De kosten onder (a) hebben betrekking op de voorbereiding op de goede uitvoering van de wet. Onder (b) vallen de kosten die gemaakt worden voor de goede uitvoering van de Wet, tijdens de overgangsfase bedoeld in artikel 1, derde lid, van de Richtlijn, en onder (c) de kosten voor de goede uitvoering van de Wet, na afloop van de overgangsperiode bedoeld in artikel 1, derde lid, van de Richtlijn. Structureel is er vanaf jaar 3 jaarlijks een bedrag benodigd van € 1.100.000,– voor de goede uitvoering van de Wet (d). De bedragen genoemd onder (c) en (d) zijn exclusief prijsindexatie.

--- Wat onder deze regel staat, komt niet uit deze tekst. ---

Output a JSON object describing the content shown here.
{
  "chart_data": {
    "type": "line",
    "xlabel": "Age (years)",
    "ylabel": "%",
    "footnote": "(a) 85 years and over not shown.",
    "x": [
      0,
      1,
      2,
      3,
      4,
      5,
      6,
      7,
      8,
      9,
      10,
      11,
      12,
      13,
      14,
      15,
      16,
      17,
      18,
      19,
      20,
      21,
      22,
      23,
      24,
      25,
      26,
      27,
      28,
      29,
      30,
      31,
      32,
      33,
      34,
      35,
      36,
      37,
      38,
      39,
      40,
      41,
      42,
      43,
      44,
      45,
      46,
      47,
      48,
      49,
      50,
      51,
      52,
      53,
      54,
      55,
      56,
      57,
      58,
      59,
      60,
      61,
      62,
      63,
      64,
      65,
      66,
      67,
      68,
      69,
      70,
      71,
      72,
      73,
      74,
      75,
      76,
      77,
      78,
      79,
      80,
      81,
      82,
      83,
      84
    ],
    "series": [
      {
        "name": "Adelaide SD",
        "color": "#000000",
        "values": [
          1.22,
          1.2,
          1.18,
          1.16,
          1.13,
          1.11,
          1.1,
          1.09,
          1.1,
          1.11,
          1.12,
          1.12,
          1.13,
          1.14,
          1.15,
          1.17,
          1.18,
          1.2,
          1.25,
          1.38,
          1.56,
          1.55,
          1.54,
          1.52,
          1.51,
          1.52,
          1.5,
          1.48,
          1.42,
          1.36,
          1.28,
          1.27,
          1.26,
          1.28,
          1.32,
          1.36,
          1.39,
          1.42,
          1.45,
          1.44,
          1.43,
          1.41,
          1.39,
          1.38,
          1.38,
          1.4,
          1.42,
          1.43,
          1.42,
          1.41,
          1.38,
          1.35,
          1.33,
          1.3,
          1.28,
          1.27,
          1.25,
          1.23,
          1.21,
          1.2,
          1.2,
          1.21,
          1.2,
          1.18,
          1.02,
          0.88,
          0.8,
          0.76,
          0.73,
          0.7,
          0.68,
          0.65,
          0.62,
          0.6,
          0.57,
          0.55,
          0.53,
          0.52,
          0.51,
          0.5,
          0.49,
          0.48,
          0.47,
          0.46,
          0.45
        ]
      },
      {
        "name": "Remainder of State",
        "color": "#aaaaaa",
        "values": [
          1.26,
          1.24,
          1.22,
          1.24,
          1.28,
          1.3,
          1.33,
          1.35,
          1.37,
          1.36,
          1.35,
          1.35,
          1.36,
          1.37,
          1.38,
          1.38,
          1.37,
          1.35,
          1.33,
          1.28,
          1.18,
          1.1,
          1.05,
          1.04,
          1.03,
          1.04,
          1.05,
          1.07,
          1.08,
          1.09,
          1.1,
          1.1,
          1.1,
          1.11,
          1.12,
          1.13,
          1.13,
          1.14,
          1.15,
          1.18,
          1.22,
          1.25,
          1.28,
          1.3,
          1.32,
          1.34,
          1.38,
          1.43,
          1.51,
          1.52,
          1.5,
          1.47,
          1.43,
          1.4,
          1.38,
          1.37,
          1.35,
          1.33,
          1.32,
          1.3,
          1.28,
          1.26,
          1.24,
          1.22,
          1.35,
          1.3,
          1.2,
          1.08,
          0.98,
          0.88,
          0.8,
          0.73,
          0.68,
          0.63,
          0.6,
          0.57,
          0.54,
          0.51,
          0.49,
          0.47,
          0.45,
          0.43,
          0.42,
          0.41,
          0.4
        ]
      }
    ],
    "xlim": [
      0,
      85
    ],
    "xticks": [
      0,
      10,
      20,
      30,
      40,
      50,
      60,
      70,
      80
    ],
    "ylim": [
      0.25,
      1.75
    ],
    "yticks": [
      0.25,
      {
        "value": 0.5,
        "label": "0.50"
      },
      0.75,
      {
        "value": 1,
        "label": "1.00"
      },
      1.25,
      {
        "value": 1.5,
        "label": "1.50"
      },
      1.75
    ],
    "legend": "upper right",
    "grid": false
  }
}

Op grond van artikel 12 is deze wet niet meteen van toepassing op overeenkomsten die voor het moment van publicatie van de wet afgesloten zijn en nog lopen op het moment van publicatie. Deze overeenkomsten dienen evenwel uiterlijk twaalf maanden na de dag van publicatie van deze wet in het Staatsblad in overeenstemming te worden gebracht met de wet. Op overeenkomsten gesloten tussen publicatie en inwerkingtreding van de wet is de wet wél meteen van toepassing.
Artikel 14 bepaalt dat de wet in werking treedt op een bij koninklijk besluit te bepalen tijdstip. Afhankelijk van de voortgang van het wetgevingsproces, is denkbaar dat dit tijdstip vóór de implementatiedeadline van de richtlijn komt te liggen. Het kabinet ziet het wetsvoorstel immers niet louter als verplichte implementatie van een Europese richtlijn, maar beschouwt het ook – zoals vermeld in de inleiding van deze toelichting – als belangrijke stap ter uitvoering van het in het regeerakkoord geuite voornemen om oneerlijke handelspraktijken in de voedselvoorzieningsketen tegen te gaan.
Artikelsgewijs
Artikel 2
Artikel 2, eerste lid, onder a (late betalingen), als ook onder b (annulering bestellingen) bevat bepalingen die specifiek toezien op bederfelijke landbouw- en voedingsproducten. Overweging hierbij is dat late betalingen voor landbouw- en voedingsproducten en annuleringen op korte termijn van bestellingen van bederfelijke producten zorgen voor een onevenwichtige risicoverdeling ten voordele van de afnemer en negatieve gevolgen hebben voor de economische levensvatbaarheid van de leverancier. Artikel 1 van het wetsvoorstel geeft in navolging van artikel 2 van de richtlijn een definitie van bederfelijke landbouw- en voedingsproducten: landbouw- en voedingsproducten die vanwege de aard ervan of in het stadium van verwerking ervan binnen dertig dagen na de oogst, productie of verwerking ongeschikt voor verkoop kunnen worden. De richtlijn geeft geen concrete lijst van producten die aan deze definitie voldoen, maar het lijkt in de rede te liggen dat daaronder in ieder geval zouden moeten vallen verse groenten en vers fruit, voorgesneden groenten, verse vruchtensappen, koelverse maaltijden, broodbakkerij- of banketbakkerijproducten die naar hun aard bestemd zijn om binnen 24 uur na de bereiding te worden geconsumeerd, verse zuivel- en eierproducten, vers vlees en vleeswaren, verse vis en producten met een TGT (uiterste consumptiedatum) van minder dan 30 dagen. Voorts is van belang dat bederfelijk zoals hier wordt beoogd, betrekking heeft op de feitelijke staat waarin het product in de regel verkeert bij verhandeling tussen leverancier en afnemer. Sommige landbouwproducten zijn naar hun aard in onbewerkte vorm bederfelijk, maar in bewerkte vorm niet, of, bijvoorbeeld, voortschrijdend meer of minder bederfelijk wanneer ze meer of minder bewerkt worden. Bepalend voor de vraag of het in een individueel geval gaat om een bederfelijk product, is het antwoord op de vraag of het product dat verhandeld wordt in de (gebruikelijke) transactie tussen leverancier en afnemer in de regel bederfelijk is.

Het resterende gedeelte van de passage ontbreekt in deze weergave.